Chronaris reste silencieux, il observe le comportement de la femme à la chevelure rose, il cherche la moindre réaction, le moindre mouvement de corps incontrôlé. Le silence est pesant dans la salle, cela dure plus d'une minute avant que le tyran congédie le commandant. Vesta se lève puis salue avant de pivoter pour regagner les lourdes portes de la pièce, elle sent le regard de Chronaris posé sur elle jusqu'à ce qu'elle franchisse le seuil de la salle.
Les portes se referment, l'homme au masque a toujours ses mains croisées devant.
- Qu'en pensez-vous Maître, demande la voix de général Zota surgissant de derrière le trône.
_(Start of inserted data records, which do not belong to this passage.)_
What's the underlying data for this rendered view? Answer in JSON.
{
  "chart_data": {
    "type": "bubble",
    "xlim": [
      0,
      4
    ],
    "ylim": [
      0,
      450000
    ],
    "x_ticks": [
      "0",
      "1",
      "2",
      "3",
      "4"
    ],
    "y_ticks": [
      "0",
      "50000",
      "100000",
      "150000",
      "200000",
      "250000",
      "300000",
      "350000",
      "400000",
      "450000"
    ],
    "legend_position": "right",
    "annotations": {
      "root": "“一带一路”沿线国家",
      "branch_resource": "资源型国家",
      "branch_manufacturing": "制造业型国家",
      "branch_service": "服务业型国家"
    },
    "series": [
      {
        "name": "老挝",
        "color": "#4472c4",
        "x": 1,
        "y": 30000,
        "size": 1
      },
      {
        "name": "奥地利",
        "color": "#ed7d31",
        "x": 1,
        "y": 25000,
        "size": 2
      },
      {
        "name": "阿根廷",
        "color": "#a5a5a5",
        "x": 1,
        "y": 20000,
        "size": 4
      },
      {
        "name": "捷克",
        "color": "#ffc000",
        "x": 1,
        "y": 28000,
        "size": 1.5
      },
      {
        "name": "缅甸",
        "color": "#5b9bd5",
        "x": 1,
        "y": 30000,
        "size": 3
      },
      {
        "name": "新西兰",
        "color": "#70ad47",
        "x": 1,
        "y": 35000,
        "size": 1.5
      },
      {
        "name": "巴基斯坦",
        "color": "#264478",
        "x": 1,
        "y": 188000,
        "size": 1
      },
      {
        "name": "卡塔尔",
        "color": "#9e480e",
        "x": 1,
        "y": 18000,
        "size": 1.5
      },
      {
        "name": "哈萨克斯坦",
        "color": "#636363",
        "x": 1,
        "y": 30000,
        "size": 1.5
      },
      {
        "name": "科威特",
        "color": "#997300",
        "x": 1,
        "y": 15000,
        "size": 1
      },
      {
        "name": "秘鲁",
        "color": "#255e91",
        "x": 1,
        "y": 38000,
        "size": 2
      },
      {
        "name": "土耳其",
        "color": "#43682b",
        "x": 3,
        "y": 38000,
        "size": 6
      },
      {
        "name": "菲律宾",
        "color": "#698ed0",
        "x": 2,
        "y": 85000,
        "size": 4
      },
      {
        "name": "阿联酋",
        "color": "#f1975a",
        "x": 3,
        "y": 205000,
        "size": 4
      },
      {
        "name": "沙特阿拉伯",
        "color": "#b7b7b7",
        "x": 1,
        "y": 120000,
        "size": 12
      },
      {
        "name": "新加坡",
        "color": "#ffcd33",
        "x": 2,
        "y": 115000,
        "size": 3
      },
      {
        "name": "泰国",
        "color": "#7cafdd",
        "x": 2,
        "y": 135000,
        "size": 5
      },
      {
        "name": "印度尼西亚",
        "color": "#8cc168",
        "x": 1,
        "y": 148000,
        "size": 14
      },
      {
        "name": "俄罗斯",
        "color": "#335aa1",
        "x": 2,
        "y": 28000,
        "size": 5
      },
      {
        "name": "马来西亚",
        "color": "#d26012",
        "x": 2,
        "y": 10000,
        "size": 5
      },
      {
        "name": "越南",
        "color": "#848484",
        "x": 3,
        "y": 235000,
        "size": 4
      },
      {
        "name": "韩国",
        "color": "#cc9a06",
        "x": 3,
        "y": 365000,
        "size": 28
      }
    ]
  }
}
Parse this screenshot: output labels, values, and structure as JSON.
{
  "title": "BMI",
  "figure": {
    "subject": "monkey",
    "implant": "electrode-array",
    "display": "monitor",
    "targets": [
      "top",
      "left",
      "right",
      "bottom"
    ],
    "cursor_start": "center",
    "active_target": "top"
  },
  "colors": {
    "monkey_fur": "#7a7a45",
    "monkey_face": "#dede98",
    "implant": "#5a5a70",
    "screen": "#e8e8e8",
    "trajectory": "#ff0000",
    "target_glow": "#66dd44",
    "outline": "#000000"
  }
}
- Je partage tes soupçons. Je crois qu'elle en sait plus sur la disparition de Kréma qu'elle ne le montre.
- Serait-ce le commandant qui l'aurait tué ?
- Ce n'est pas à exclure. En tout cas, je te sais gré de m'avoir prévenu pour cet incident sur le vaisseau.
- Je suis votre humble serviteur.
- Je sais que je peux compter sur toi.
Zota incline la tête.
- Vous me flattez Maître.
Le mouvement de tête permet au général de masquer l'éclair qui traverse son regard.
L'eau s'écoule à grande giclée sur les épaules de Procius, cela fait plusieurs minutes qu'il est sous la douche immobile.
- « Que va-t-il se passer maintenant ? J'ai contrecarré l'ultimatum de Chronaris, avec quoi va-t-il riposter ? De plus, est-ce lui qui est à l'origine des pillages des vaisseaux de transport par ses troupes ? Font-elles cela de leur propre initiative ? Si c'était le cas, cela voudrait dire qu'il y a une pénurie de fourniture. S'il s'agit bien de ça, ne pourrais-je pas profiter de la situation ? S'il y a des pillards, c'est qu'il y a des dissidents dans les rangs. Je pourrais me servir de cela pour faire basculer la situation ! Je demande ce que ferait le roi dans cette situation et ce qu'il prépare de son côté ? Si seulement, je pouvais entrer en contact avec lui et la résistance. »
Le roi a rejoint la cavité qu'il occupe avec les autres membres de sa famille. Il est affairé à écrire sur la table de la cuisine. Plusieurs feuilles de papier roulé en boule traînent sur la table.
- Rien de ce que je trouve comme idées ne fonctionnent pas, une fois mise sur le papier. Qu'est-ce qui pourrait être fédérateur ?
Actarus pose son crayon avant de se pendre la tête entre ses deux mains.
- « Numéro Un a raison, je ne peux pas continuer à m'exposer de la sorte ! J'ai toujours réussi à échapper à Chronaris, mais pour combien de temps encore ? Mes apparitions ont permis de contrôler les ardeurs d'une partie de ma population et d'unir nos efforts pour une action commune pour libérer Euphor. Mais le moment est venu de resserrer ces liens avant l'action. Mais quel est le moyen de le faire ? »
Acatrus lève les yeux vers la voûte de la cavité. Il se met à penser à son père adoptif, le professeur Procyon.
- Père, aujourd'hui, je comprends mieux ce que tu ressentais quand tu nous voyais partir combattre Véga.
Le colonel Niiva est assis à son bureau, il a entre les mains sa badine qu'il fait ployer légèrement, il écoute, sans grande attention, le responsable des ingénieurs qui se tient de l'autre côté du bureau.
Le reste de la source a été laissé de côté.